Faut-il le rappeler pour s’y attacher davantage ? Noël, Pâques, Korité et Tabaski servent de prétextes pour tant de partages et autant de manifestations d’unité des cœurs nègres d’abord, coloriés de croyances ensuite. Aux baroudeurs semeurs de haines, nous disons : trop tard ! Nous avons déjà compris que la religion, moyen d’émancipation à l’absurdité de la vie, n’a pas vocation à nous diviser. Elle est, dans le contexte africain, substitut qualitatif à nos anciennes méthodes d’appréhension de l’univers.
Mon pays, ce n’est pas un pays, c’est le creuset des rapports de toute chose à l’Homme. C’est un bastion de tempérances qui préservent des disputes futiles devant l’Éternel.
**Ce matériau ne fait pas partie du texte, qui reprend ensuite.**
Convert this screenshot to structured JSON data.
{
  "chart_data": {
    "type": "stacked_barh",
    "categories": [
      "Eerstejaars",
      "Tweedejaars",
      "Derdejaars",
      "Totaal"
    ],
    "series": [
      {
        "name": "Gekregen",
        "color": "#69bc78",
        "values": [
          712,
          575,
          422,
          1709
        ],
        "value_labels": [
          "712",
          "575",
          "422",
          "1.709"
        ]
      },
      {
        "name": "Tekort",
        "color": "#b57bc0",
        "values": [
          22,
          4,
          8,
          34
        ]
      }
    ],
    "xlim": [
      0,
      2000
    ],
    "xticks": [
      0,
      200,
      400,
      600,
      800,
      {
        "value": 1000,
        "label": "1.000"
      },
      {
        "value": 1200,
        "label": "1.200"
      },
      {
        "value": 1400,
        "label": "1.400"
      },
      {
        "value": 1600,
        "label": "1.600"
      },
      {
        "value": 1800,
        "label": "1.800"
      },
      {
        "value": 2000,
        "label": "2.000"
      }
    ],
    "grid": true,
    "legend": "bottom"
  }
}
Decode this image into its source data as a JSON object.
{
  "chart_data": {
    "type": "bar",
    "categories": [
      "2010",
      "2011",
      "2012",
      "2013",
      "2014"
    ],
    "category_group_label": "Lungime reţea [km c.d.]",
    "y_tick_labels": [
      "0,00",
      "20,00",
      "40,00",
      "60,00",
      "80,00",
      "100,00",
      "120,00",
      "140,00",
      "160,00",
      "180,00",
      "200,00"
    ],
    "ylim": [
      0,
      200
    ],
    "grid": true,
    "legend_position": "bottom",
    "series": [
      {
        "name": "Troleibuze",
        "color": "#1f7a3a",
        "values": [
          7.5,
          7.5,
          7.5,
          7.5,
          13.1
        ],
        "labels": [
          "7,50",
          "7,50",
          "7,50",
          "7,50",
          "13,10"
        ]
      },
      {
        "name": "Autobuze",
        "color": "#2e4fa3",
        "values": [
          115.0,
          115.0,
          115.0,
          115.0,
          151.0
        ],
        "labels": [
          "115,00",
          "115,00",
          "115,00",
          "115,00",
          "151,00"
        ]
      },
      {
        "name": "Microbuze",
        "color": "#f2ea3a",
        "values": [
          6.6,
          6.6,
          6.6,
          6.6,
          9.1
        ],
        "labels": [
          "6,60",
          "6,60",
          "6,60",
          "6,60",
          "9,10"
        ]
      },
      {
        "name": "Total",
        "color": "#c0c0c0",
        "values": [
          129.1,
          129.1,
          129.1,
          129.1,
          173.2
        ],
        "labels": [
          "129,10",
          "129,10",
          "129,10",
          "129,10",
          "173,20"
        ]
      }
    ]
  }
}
Mon pays est un une toile précieuse, représentation qui apaise et fait sentir. Nous en louons l’amour rédempteur, nous y célébrons l’unité divine. En rangs serrés, nous fredonnons notre capacité de résistance à l’assaut du sectarisme mesquin et inepte. De Noël au Maouloud, nous restons vigilants, en prise avec nous-mêmes, pris d’humilité et de quête de sens.
La laïcité, morcèlement, ne peut satisfaire aux exigences de solidarité, de confiance et de respect des différences. Enthousiaste, prudent, quelquefois fougueux mais simple, voilà le profil du commun des sénégalais entichés de commun vouloir de vie commune.